L’éducation intégrale et de qualité et les niveaux d’instruction continuent d’être un défi mondial. Malgré les objectifs et les buts formulés par l’Organisation des Nations Unies (ONU) et par d’autres organismes (cf. Objectif 4), et les importants efforts réalisés par certains pays, l’éducation continue d’être inégale parmi la population mondiale. La pauvreté, la discrimination, le changement climatique, la mondialisation de l’indifférence, la chosification de l’être humain font dépérir la floraison de millions de créatures. De fait, ils représentent pour beaucoup un mur presque insurmontable qui empêche d’atteindre les objectifs et les buts de développement durable et garanti, que les peuples se sont proposés.

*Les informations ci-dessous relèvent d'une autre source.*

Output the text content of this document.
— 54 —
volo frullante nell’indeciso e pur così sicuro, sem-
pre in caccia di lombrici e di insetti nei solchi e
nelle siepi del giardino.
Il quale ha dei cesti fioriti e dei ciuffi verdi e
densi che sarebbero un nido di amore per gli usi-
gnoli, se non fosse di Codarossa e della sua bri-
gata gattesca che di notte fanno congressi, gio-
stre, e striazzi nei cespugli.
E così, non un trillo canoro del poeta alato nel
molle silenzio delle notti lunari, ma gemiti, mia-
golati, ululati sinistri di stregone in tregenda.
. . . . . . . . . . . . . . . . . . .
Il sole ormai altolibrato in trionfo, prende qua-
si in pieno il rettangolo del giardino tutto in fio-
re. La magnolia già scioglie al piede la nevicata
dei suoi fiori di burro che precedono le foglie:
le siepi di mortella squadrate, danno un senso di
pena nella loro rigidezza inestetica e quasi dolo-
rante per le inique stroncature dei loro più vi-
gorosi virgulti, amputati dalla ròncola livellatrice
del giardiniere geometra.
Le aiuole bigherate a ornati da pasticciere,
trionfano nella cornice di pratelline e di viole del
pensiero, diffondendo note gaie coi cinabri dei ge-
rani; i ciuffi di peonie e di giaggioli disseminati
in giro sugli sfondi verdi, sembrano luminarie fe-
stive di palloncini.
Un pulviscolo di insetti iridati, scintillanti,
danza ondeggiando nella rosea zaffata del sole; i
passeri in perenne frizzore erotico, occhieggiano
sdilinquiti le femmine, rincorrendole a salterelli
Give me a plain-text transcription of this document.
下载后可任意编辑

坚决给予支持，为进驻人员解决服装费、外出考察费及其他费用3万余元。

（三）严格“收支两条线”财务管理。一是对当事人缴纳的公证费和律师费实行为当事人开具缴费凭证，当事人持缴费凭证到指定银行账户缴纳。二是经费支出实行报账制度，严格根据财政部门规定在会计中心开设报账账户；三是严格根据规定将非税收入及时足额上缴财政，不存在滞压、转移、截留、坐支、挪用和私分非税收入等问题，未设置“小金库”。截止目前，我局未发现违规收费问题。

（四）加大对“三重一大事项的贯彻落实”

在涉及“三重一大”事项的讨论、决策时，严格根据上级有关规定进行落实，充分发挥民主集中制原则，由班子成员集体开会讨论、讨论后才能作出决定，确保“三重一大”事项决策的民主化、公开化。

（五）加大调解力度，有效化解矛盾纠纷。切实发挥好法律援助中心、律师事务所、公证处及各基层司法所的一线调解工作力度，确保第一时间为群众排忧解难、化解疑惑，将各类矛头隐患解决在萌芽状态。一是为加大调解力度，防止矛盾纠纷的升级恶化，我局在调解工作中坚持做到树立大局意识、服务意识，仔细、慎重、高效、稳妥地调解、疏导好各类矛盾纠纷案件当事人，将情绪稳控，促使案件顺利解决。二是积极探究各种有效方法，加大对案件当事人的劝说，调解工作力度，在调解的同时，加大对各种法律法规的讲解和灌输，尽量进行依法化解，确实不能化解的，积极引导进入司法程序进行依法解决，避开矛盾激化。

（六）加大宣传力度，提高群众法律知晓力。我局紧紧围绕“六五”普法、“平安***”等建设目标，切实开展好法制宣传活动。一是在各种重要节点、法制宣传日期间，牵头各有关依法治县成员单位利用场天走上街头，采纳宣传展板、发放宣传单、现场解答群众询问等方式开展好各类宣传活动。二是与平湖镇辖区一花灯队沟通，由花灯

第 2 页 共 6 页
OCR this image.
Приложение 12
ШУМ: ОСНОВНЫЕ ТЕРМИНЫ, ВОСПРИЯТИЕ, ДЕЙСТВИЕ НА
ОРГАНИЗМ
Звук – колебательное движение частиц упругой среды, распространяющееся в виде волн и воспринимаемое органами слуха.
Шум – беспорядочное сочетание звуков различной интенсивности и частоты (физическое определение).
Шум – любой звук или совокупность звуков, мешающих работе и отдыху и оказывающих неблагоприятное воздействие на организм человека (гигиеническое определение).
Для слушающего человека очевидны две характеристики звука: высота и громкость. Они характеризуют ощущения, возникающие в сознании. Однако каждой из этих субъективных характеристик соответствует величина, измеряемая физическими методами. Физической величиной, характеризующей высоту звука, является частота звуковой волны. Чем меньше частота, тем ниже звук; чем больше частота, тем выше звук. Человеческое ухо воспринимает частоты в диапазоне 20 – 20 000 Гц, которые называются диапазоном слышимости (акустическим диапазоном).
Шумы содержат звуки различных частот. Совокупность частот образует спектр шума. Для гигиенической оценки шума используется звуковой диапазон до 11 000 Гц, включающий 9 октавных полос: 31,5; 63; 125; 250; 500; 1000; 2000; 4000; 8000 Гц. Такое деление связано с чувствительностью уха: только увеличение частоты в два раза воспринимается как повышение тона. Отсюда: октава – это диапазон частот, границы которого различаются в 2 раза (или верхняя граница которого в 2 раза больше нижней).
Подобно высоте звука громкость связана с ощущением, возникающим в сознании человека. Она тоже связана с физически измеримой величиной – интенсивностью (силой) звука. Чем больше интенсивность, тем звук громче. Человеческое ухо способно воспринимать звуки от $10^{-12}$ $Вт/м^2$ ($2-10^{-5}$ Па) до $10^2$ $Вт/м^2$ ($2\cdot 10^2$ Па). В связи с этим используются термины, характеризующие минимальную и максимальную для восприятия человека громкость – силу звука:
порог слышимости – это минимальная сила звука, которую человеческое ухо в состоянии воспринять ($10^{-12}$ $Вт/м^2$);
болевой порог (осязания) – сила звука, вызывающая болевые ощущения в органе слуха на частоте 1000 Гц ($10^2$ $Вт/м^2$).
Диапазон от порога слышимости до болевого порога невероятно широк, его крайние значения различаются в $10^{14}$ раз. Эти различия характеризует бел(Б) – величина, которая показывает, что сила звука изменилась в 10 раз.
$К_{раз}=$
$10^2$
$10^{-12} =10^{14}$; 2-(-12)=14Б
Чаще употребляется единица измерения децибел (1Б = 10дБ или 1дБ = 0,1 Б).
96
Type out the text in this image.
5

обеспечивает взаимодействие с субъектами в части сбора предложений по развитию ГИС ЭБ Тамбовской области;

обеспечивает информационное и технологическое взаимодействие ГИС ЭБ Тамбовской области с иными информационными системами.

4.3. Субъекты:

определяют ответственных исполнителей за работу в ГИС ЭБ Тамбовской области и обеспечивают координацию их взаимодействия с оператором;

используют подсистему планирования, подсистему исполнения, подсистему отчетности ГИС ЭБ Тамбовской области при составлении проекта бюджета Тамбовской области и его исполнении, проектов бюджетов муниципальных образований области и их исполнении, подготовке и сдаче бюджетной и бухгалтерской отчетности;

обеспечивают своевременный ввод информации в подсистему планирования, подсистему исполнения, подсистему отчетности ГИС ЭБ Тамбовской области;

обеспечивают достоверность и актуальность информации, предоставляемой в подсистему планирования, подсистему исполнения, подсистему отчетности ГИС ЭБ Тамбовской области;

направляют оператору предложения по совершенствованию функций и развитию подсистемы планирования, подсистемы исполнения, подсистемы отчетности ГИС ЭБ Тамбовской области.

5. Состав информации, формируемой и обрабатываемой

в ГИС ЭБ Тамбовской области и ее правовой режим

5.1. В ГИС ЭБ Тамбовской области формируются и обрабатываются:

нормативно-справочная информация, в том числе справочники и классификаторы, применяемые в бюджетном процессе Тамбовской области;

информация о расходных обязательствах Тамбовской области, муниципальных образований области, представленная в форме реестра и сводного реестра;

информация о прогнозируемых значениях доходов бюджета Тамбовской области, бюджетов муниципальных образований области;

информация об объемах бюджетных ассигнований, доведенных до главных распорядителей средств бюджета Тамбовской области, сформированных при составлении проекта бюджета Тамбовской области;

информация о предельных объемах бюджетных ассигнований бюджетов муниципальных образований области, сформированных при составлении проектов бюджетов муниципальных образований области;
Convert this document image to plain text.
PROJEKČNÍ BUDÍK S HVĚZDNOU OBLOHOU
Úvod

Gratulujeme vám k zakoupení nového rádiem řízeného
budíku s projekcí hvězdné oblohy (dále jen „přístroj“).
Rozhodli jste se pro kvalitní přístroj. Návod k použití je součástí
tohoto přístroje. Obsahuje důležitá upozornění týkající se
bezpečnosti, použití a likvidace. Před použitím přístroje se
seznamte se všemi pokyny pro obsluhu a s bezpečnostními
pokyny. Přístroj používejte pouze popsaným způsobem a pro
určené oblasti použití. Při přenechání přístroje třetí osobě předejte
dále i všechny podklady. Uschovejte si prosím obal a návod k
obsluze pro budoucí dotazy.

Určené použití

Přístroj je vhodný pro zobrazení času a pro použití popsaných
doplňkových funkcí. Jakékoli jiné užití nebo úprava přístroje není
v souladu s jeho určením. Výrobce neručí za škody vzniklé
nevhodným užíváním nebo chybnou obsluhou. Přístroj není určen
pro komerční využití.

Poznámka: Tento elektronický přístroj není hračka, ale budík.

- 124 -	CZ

Aujourd’hui, l’éducation élémentaire est un idéal normatif dans le monde entier. Les données empiriques que vous, Messieurs les universitaires, partagez, indiquent que des progrès ont été effectués dans la participation des enfants, garçons et filles, à l’éducation. L’inscription des jeunes à l’instruction primaire est aujourd’hui presque universelle et l’on observe que le fossé entre les genres s’est réduit. C’est un résultat louable. Toutes les générations devraient cependant reconsidérer leur façon de transmettre leurs connaissances et leurs valeurs aux suivantes parce que c’est à travers l’éducation que l’être humain atteint son plus haut potentiel et devient un être conscient, libre et responsable. Penser à l’éducation, c’est penser aux générations futures et à l’avenir de l’humanité ; c’est par conséquent quelque chose de profondément enraciné dans l’espérance et cela requiert générosité et courage.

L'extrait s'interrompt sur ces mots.